Por baixo da porta, fui capaz de enxergar um par de tênis Vans pretos a dois metros de mim. As canelas de quem os calçava eram brancas, maculadas por fios de sangue que desciam até se perderem no algodão das meias brancas. Ao lado do Vans, uma poça d água se formava, com uma espessa espuma branca nas bordas. Aquilo que outrora fora uma estudante parecia estar completamente imóvel. Eu não sabia se fitava algo, ou se quer se era capaz de prender a sua atenção em alguma coisa. Qualquer que fosse essa resposta, apenas a realização de que eu somente via a parte de trás do tênis - que significava que aquilo não estava virado na minha direção – era o suficiente. No meu campo de visão, não era possível ver mais nada além disso.

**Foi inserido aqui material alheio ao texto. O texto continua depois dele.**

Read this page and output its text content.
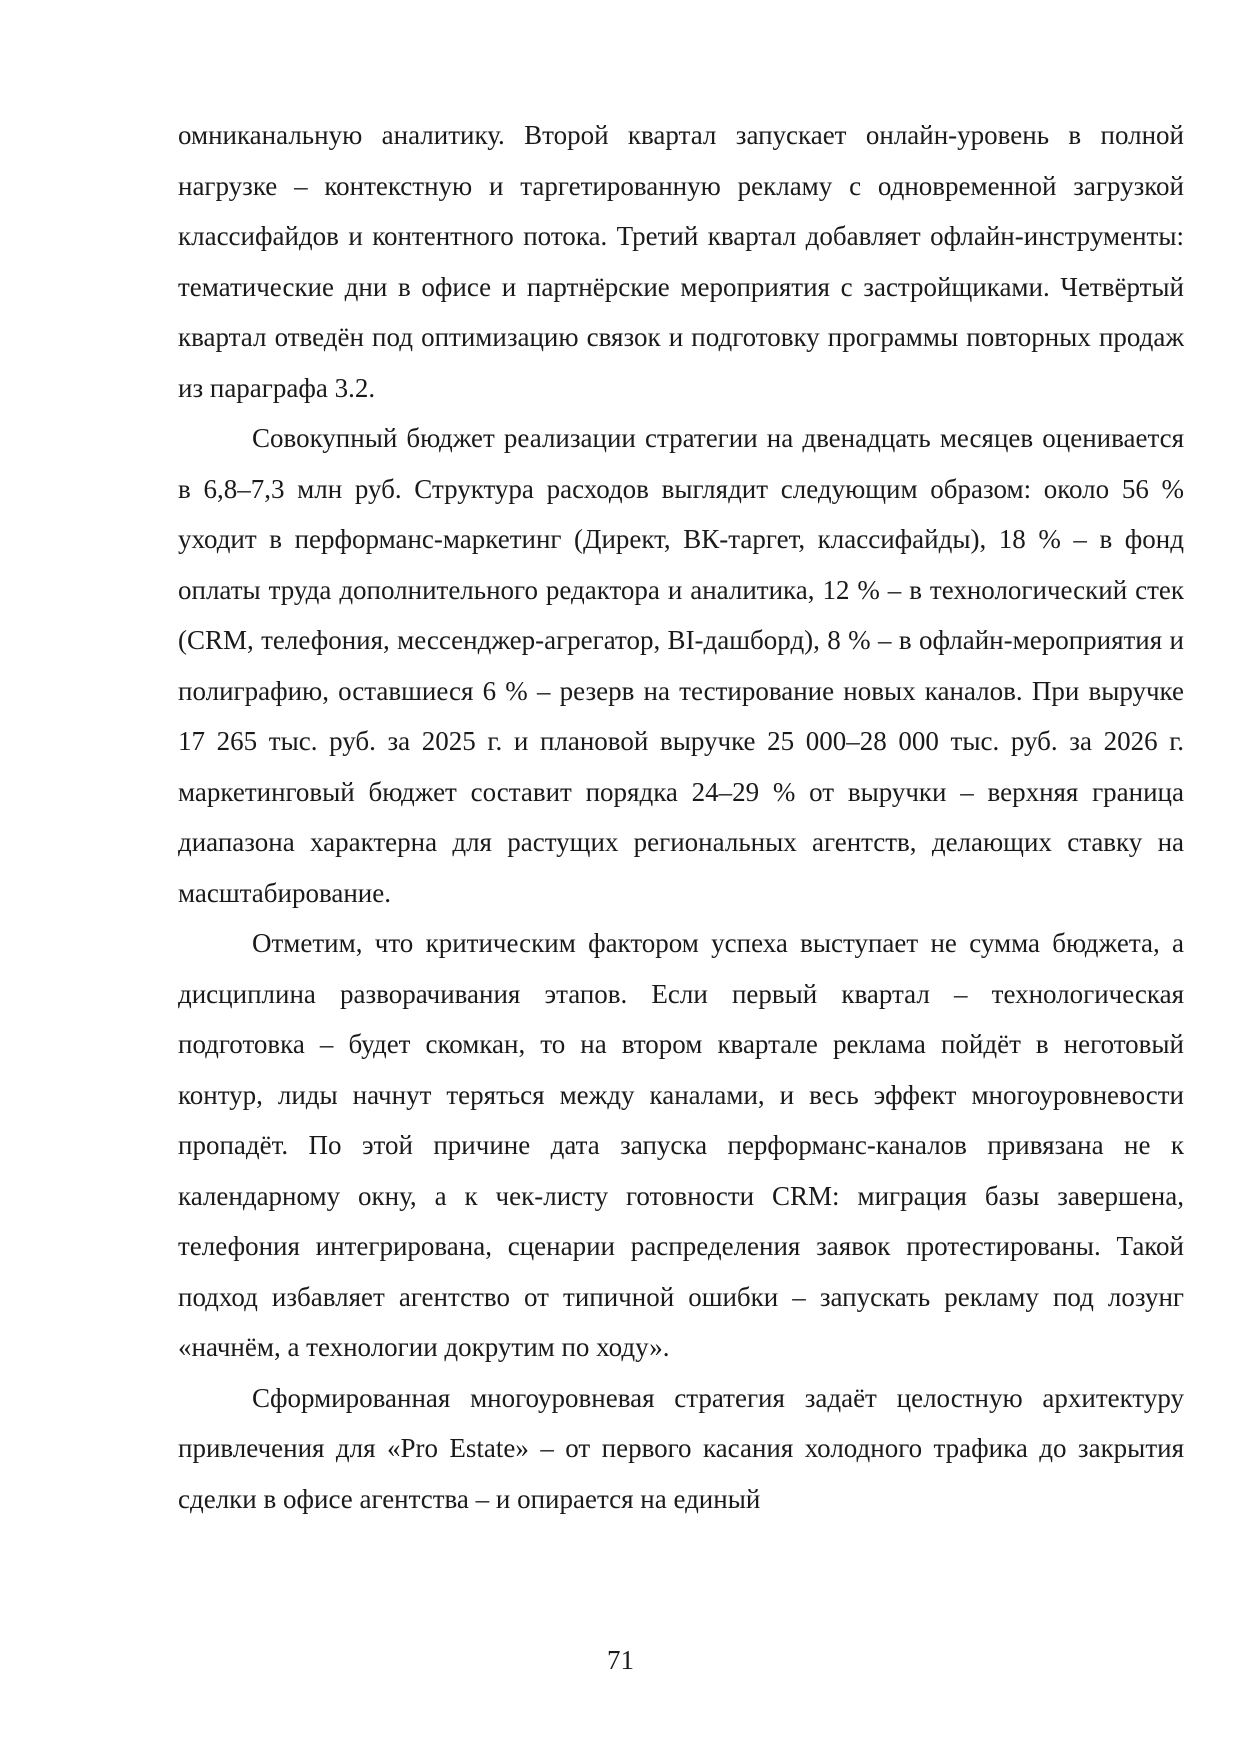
омниканальную аналитику. Второй квартал запускает онлайн-уровень в полной нагрузке – контекстную и таргетированную рекламу с одновременной загрузкой классифайдов и контентного потока. Третий квартал добавляет офлайн-инструменты: тематические дни в офисе и партнёрские мероприятия с застройщиками. Четвёртый квартал отведён под оптимизацию связок и подготовку программы повторных продаж из параграфа 3.2.

Совокупный бюджет реализации стратегии на двенадцать месяцев оценивается в 6,8–7,3 млн руб. Структура расходов выглядит следующим образом: около 56 % уходит в перформанс-маркетинг (Директ, ВК-таргет, классифайды), 18 % – в фонд оплаты труда дополнительного редактора и аналитика, 12 % – в технологический стек (CRM, телефония, мессенджер-агрегатор, BI-дашборд), 8 % – в офлайн-мероприятия и полиграфию, оставшиеся 6 % – резерв на тестирование новых каналов. При выручке 17 265 тыс. руб. за 2025 г. и плановой выручке 25 000–28 000 тыс. руб. за 2026 г. маркетинговый бюджет составит порядка 24–29 % от выручки – верхняя граница диапазона характерна для растущих региональных агентств, делающих ставку на масштабирование.

Отметим, что критическим фактором успеха выступает не сумма бюджета, а дисциплина разворачивания этапов. Если первый квартал – технологическая подготовка – будет скомкан, то на втором квартале реклама пойдёт в неготовый контур, лиды начнут теряться между каналами, и весь эффект многоуровневости пропадёт. По этой причине дата запуска перформанс-каналов привязана не к календарному окну, а к чек-листу готовности CRM: миграция базы завершена, телефония интегрирована, сценарии распределения заявок протестированы. Такой подход избавляет агентство от типичной ошибки – запускать рекламу под лозунг «начнём, а технологии докрутим по ходу».

Сформированная многоуровневая стратегия задаёт целостную архитектуру привлечения для «Pro Estate» – от первого касания холодного трафика до закрытия сделки в офисе агентства – и опирается на единый

71
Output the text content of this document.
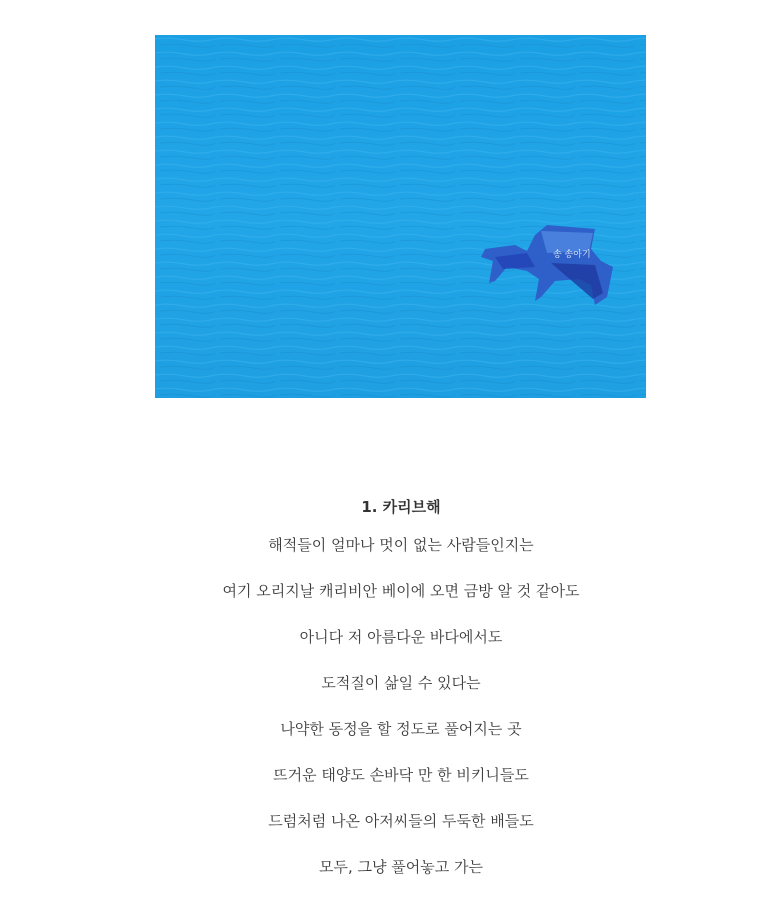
송 송아기
1. 카리브해
해적들이 얼마나 멋이 없는 사람들인지는
여기 오리지날 캐리비안 베이에 오면 금방 알 것 같아도
아니다 저 아름다운 바다에서도
도적질이 삶일 수 있다는
나약한 동정을 할 정도로 풀어지는 곳
뜨거운 태양도 손바닥 만 한 비키니들도
드럼처럼 나온 아저씨들의 두둑한 배들도
모두, 그냥 풀어놓고 가는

Ousei perguntar-me por que parara de comer a sua amiga, mas simplesmente pensar nisso quase me fez ficar mais maluca que eu já estava.
Ainda com cuidado, ergui-me até ficar em pé. A operação teria que ser bem cuidadosa, mas imaginei que eu seria capaz de produzir o mínimo barulho. Que Deus permitisse que isso fosse suficiente.
Em câmera lenta, eu comecei a subir no tanque, colocando uma perna por vez, ouvindo alguns estalos que a porcelana fazia sob meu peso. Espalmei as mãos nos ladrilhos gelados da parede, tentando deixar a maior parte do peso apoiado somente nelas. Cada movimento milimétrico que eu fazia me permitia sentir a instabilidade do tanque. Todo meu corpo – as minhas axilas, principalmente – ficaram úmidos conforme o meu nervosismo aumentava.
Quando comecei a me erguer em pé, tive cautela antes de ficar completamente ereta. Consegui ver, por sobre a porta de madeira, que Soraia realmente estava de costas pra mim, fitando a pequena janelinha no alto da parede, permitindo-me ver apenas seus compridos cabelos castanhos. O som que vinha do lado de fora (gritos) parecia mantê-las devidamente interessada. Não conseguia ver seu rosto e agradeci por não ter de ver novamente aqueles deformados olhos vermelhos.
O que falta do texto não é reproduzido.